Personal information
- Born: 14 December 1979 (age 46)
- Original teams: Pioneer FC (CAFL, Northern Territory)
- Height: 175 cm (5 ft 9 in)
- Weight: 75 kg (165 lb)

Playing career^{1}
- Years: Club / Games (Goals)
- 1999: Sydney / 05 (3)
- 2000: St Kilda / 07 (4)
- Total:  / 12 (7)
- ^{1} Playing statistics correct to the end of 2000.

= Fred Campbell (Australian footballer) =

Australian rules footballer

Fred Campbell (born 14 December 1979) is a former Australian rules footballer who played with Sydney and St Kilda in the AFL in 1999 and 2000.

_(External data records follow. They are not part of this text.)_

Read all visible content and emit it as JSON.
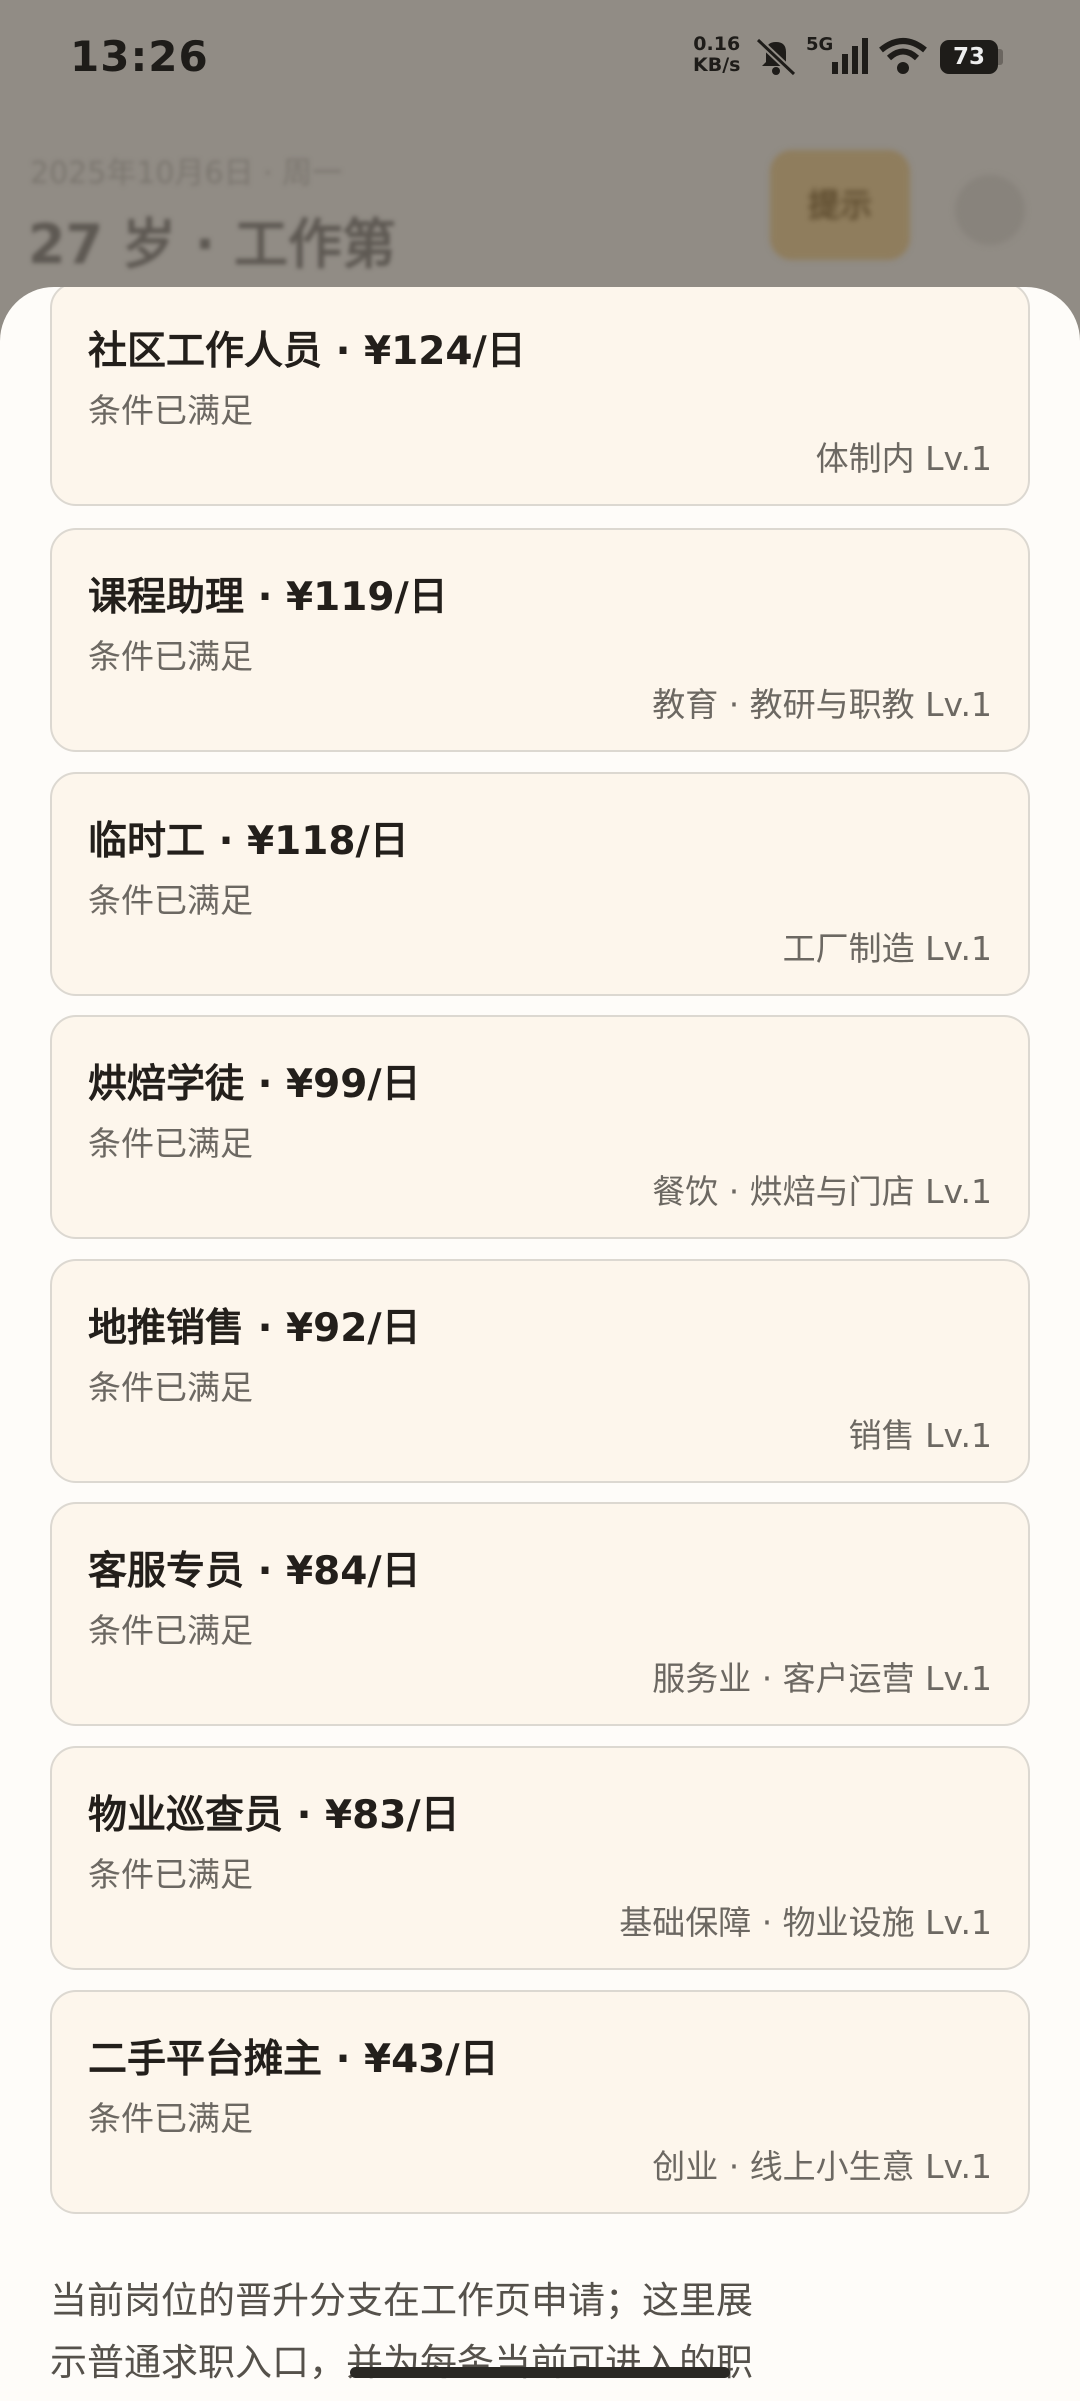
{
  "status_bar": {
    "time": "13:26",
    "net_speed_value": "0.16",
    "net_speed_unit": "KB/s",
    "network": "5G",
    "battery": "73"
  },
  "background": {
    "subtitle": "2025年10月6日 · 周一",
    "title": "27 岁 · 工作第",
    "chip": "提示"
  },
  "jobs": [
    {
      "title": "社区工作人员 · ¥124/日",
      "status": "条件已满足",
      "track": "体制内 Lv.1"
    },
    {
      "title": "课程助理 · ¥119/日",
      "status": "条件已满足",
      "track": "教育 · 教研与职教 Lv.1"
    },
    {
      "title": "临时工 · ¥118/日",
      "status": "条件已满足",
      "track": "工厂制造 Lv.1"
    },
    {
      "title": "烘焙学徒 · ¥99/日",
      "status": "条件已满足",
      "track": "餐饮 · 烘焙与门店 Lv.1"
    },
    {
      "title": "地推销售 · ¥92/日",
      "status": "条件已满足",
      "track": "销售 Lv.1"
    },
    {
      "title": "客服专员 · ¥84/日",
      "status": "条件已满足",
      "track": "服务业 · 客户运营 Lv.1"
    },
    {
      "title": "物业巡查员 · ¥83/日",
      "status": "条件已满足",
      "track": "基础保障 · 物业设施 Lv.1"
    },
    {
      "title": "二手平台摊主 · ¥43/日",
      "status": "条件已满足",
      "track": "创业 · 线上小生意 Lv.1"
    }
  ],
  "footer": {
    "line1": "当前岗位的晋升分支在工作页申请；这里展",
    "line2": "示普通求职入口，并为每条当前可进入的职"
  }
}
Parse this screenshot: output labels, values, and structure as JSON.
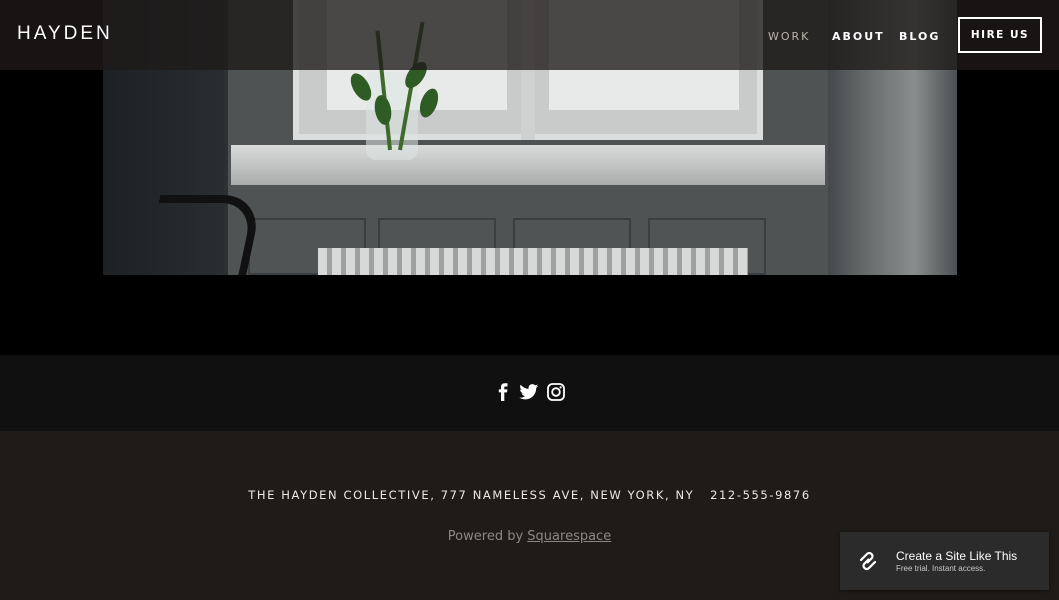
{
  "header": {
    "logo": "HAYDEN",
    "nav": [
      {
        "label": "WORK"
      },
      {
        "label": "ABOUT"
      },
      {
        "label": "BLOG"
      }
    ],
    "cta_label": "HIRE US"
  },
  "hero": {
    "image_alt": "Window with flowers in a vase above a radiator"
  },
  "social": {
    "icons": [
      "facebook-icon",
      "twitter-icon",
      "instagram-icon"
    ]
  },
  "footer": {
    "address": "THE HAYDEN COLLECTIVE, 777 NAMELESS AVE, NEW YORK, NY   212-555-9876",
    "powered_prefix": "Powered by",
    "powered_link": "Squarespace"
  },
  "badge": {
    "title": "Create a Site Like This",
    "subtitle": "Free trial. Instant access."
  },
  "colors": {
    "header_bg": "#1e1a18",
    "social_bg": "#101010",
    "footer_bg": "#1f1b18",
    "nav_active": "#b9b4ae"
  }
}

Originally from the Pioneer Football Club in Alice Springs, Campbell was drafted by the Swans with the 40th selection in the 1997 AFL draft, three selections before the Swans selected future dual Brownlow Medalist, dual premiership player, four-time All-Australian, member of the Indigenous Team of the Century and 350 game player Adam Goodes.

After five games for Sydney in 1999 he left the club to return home to Alice Springs. He was, however, drafted by St Kilda in the 2000 Pre-season draft, where he played a further seven games in 2000, before again returning to Alice Springs.